What the bill essentially does is create a means for transactions to occur in precious metals. It allows people to open an account and deposit their precious metals in the state depository. They could then use the electronic system to make payments to any other business or person who also holds an account.
This opening of the market is considered by many insiders to be the most important first step towards bringing sound money to mainstream acceptance.
“The key is to make it so people can use gold and silver instead of fiat paper money,” said Michael Boldin of the Tenth Amendment Center. “A bill like this won’t nullify the Fed on its own, but it is an important step forward in that direction.”
THE CONSTITUTION
Currently, all debts and taxes in Texas must either get paid with Federal Reserve Notes (dollars), authorized as legal tender by Congress, or with coins issued by the U.S. Treasury — very few of which have gold or silver in them.
But the United States Constitution states in Article I, Section 10, “No State shall…make any Thing but gold and silver Coin a Tender in Payment of Debts.”
The legislation in Texas takes a step towards that constitutional requirement, ignored for decades in every state. Such a tactic would undermine the monopoly the Federal Reserve system by introducing competition into the monetary system.
Professor William Greene is an expert on constitutional tender and said when people in multiple states actually start using gold and silver instead of Federal Reserve Notes, it would effectively nullify the Federal Reserve and end the federal government’s monopoly on money.
Over time, as residents of the state use both Federal Reserve notes and silver and gold coins, the fact that the coins hold their value more than Federal Reserve notes do will lead to a “reverse Gresham’s Law” effect, where good money (gold and silver coins) will drive out bad money (Federal Reserve notes).

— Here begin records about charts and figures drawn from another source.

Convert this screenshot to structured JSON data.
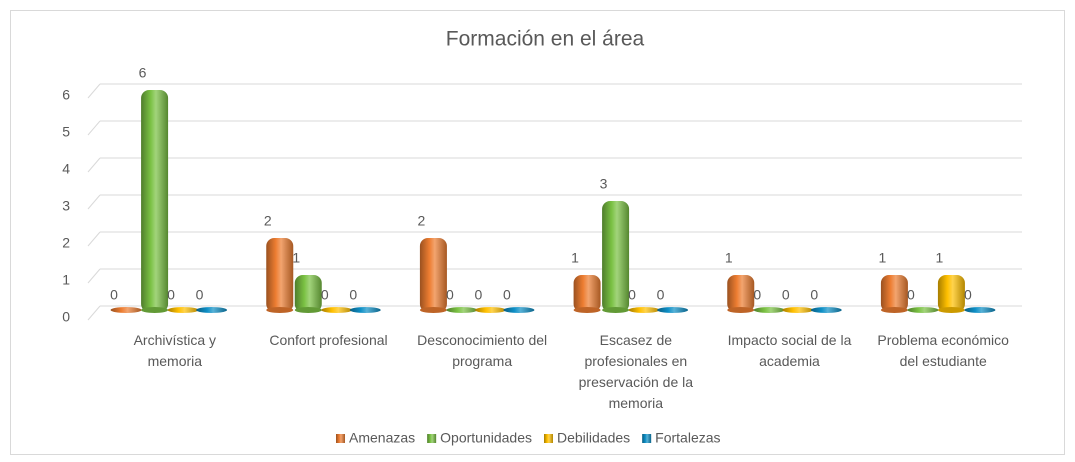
{
  "chart_data": {
    "type": "bar3d",
    "title": "Formación en el área",
    "categories": [
      "Archivística y memoria",
      "Confort profesional",
      "Desconocimiento del programa",
      "Escasez de profesionales en preservación de la memoria",
      "Impacto social de la academia",
      "Problema económico del estudiante"
    ],
    "series": [
      {
        "name": "Amenazas",
        "color": "#ed7d31",
        "values": [
          0,
          2,
          2,
          1,
          1,
          1
        ]
      },
      {
        "name": "Oportunidades",
        "color": "#7ac143",
        "values": [
          6,
          1,
          0,
          3,
          0,
          0
        ]
      },
      {
        "name": "Debilidades",
        "color": "#ffc000",
        "values": [
          0,
          0,
          0,
          0,
          0,
          1
        ]
      },
      {
        "name": "Fortalezas",
        "color": "#0e8fc6",
        "values": [
          0,
          0,
          0,
          0,
          0,
          0
        ]
      }
    ],
    "ylim": [
      0,
      6
    ],
    "yticks": [
      0,
      1,
      2,
      3,
      4,
      5,
      6
    ],
    "grid": true,
    "legend": "bottom"
  }
}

As this happens, a cascade of events can begin to occur, including the flow of real wealth toward the state’s treasury, an influx of banking business from outside of the state – as people in other states carry out their desire to bank with sound money – and an eventual outcry against the use of Federal Reserve notes for any transactions.
Once things get to that point, Federal Reserve notes would become largely unwanted and irrelevant for ordinary people. Nullifying the Fed on a state by state level is what will get us there. The passage of HB483 would mark the first step toward that ultimate goal.
NEXT UP
HB483 previously passed the House by a vote of 140-1. After some amendments were added in committee on the Senate side, the bill will first go back to the House for concurrence. On Twitter, Capriglione said the amendments were “minor” and in the vote, he “will concur.”
Should the House join with Capriglione, the bill will move to Gov. Abbott’s desk for a signature.